Ghosts of Main Street: The Ghosts in the backyard

April 11, 2019

By Julie Traynor

At one time this week’s ghosts were everywhere people settled. They were on farms and in cities and villages alike. They could be quite individual in style; some built to accommodate more than one person at a time. There were larger ones available for public use and some well known ones were even two stories tall. Every home and business had one tucked away somewhere. Again some were larger, some not so. Our ghosts’ appearance may have changed but its function did not.

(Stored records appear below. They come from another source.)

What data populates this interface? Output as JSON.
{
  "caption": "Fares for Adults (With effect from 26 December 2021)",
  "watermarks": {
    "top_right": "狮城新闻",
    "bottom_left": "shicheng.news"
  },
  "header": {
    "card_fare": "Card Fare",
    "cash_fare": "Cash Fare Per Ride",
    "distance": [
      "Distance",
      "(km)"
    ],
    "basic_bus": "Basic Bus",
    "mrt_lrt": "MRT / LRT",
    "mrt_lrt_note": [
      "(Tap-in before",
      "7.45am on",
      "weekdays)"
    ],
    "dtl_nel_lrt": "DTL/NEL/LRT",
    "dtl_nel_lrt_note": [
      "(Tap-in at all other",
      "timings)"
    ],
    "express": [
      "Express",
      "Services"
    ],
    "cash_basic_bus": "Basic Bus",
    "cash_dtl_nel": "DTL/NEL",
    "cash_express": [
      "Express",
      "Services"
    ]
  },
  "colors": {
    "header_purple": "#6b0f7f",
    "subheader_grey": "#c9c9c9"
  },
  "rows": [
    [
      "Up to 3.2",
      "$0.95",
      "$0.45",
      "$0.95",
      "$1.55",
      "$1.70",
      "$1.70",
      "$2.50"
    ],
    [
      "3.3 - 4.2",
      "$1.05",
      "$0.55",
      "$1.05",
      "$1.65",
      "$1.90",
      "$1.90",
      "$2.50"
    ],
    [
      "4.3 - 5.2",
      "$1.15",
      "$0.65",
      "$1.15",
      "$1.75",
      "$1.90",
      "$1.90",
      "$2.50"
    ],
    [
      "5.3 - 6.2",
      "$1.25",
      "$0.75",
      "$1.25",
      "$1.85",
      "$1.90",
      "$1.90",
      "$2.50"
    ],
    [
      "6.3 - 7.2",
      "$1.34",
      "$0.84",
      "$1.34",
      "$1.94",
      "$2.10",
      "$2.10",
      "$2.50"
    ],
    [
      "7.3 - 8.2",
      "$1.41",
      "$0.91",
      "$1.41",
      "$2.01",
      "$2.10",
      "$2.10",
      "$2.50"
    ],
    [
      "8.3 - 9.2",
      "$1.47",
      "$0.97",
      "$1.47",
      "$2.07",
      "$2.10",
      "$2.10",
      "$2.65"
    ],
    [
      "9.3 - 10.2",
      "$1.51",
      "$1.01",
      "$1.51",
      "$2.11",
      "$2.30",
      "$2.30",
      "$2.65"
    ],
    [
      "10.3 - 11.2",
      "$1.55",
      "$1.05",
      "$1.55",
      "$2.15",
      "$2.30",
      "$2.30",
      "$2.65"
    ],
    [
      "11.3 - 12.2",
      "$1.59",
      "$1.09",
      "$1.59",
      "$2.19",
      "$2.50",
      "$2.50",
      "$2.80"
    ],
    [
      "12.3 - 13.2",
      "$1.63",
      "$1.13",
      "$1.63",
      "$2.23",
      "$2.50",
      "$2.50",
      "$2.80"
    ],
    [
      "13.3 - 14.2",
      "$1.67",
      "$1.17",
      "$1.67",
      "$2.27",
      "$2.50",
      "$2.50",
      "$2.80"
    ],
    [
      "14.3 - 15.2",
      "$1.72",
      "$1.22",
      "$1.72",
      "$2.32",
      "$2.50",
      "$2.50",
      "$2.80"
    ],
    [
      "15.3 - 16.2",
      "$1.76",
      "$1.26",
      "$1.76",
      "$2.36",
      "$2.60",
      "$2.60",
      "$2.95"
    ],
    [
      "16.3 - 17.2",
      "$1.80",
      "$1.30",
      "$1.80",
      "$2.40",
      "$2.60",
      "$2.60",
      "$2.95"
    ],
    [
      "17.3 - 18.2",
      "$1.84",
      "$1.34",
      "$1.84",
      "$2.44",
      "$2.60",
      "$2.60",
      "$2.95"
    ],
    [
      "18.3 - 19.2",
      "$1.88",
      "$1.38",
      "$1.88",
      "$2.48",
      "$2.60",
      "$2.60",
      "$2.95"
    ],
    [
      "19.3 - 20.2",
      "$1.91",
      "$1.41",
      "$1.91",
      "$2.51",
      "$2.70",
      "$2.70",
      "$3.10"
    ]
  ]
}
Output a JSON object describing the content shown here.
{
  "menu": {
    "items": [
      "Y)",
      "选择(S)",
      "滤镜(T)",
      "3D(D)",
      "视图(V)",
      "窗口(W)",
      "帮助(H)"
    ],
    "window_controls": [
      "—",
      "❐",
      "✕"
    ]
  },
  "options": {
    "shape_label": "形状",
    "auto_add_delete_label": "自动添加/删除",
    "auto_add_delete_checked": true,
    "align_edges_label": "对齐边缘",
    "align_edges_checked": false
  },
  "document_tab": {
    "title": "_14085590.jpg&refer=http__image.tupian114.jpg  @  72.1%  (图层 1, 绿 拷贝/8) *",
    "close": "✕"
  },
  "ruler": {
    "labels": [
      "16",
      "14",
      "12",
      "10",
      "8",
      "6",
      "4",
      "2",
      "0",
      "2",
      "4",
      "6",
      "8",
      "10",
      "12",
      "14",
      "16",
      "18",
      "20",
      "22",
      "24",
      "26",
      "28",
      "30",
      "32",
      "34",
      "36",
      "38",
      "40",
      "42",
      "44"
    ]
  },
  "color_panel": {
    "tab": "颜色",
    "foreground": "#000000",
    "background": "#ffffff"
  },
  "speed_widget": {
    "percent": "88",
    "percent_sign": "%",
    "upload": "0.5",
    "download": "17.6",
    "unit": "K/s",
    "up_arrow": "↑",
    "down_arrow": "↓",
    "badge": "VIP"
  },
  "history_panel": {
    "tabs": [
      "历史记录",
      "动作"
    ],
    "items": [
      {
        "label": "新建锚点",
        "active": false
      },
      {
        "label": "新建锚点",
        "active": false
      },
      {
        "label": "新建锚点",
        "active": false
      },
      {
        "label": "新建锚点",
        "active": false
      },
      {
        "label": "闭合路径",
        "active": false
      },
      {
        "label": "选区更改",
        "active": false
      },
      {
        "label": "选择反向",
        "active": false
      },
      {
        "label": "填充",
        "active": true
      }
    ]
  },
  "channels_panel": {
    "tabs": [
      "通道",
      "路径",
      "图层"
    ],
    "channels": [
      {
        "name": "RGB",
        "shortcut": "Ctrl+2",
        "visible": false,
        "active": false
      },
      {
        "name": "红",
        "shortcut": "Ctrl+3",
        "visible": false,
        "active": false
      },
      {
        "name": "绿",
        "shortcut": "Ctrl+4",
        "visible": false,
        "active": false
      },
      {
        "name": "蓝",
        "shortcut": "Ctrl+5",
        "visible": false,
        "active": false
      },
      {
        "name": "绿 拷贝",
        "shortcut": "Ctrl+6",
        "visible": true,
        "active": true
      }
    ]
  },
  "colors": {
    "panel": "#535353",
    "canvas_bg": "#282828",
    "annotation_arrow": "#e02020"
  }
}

This photo, taken from atop the Corwin Building in 1908, prominently features the outhouse behind what is now the Township Hall, at the center of the photograph. Also seen is the outhouse behind what was the Fuller house, now belonging to Jim Lithen. All in all and easily recognizable, there are five outhouses in the full photograph. The photo from the same perspective but facing north features six easily seen outhouses.   

Because our ghosts were necessary and everywhere, they became rather invisible and simply part of the landscape. If your home has been a resident on its location for at least 100 years, odds are you have one of these ghosts, or the remnants of one, in your own backyard.

This week’s ghost is the unsung hero of any civilized and settled place; this week we remember the lonely outhouse. In searching through old photos we found that this necessary outbuilding appears, and in numbers, in many more old photos than we imagined. They must have been invisible to the photographer as well. In a number of photos taken in the years around 1910, the height of the picture postcard era, we find Marion’s outhouses most prominent, in some instances, front and center.

Mrs. M. Alice Chapin proudly posed in her horse and buggy alongside her lovely home on Pickard Street in 1909. Seen in this photo is her well-kept outhouse. 

In Marion’s early years the citizenry was liberal with its use of river as a sewer. In spite of the growing use of septic tanks too many sewer lines still found their way to the river along its course through town. This was the status quo for many years. Into the 1950’s outhouses were still seen and used although an ordinance was passed in 1947 banning the practice.

A well known and often told story in its time was that of Charlie Mobley, who, when working at the telephone office located above the Marion Bank, lost his dentures in the plumbing and retrieved them later at the mouth of a large drain at the river, behind Main Street and the then depot.

Marion had a long and uphill battle establishing its sewer system which began operation in the summer of 1974. Marionites had until July 1976 to hook up to the system…and to turn that old outhouse into a place to store the shovel and rake.    

These are the outhouses of the Brooks and Lowry families. They sat along the alley which ran between their houses. These outhouses had a view of Main Street. 

Outhouses or the need for them will never go away. Today outhouses are sleek, self-contained fiberglass pods and highly efficient at their purpose.

We do not depend upon them for daily use. Today they are often seen traveling in groups; aboard large trailers, traveling behind a truck. All dressed in the same color and bearing a logo, they go events both large and small; a concert, fair or family reunion. And they attend all of the summer festivals across the state. Think about it. Today’s port-a-potty really is the Cadillac of outhouses.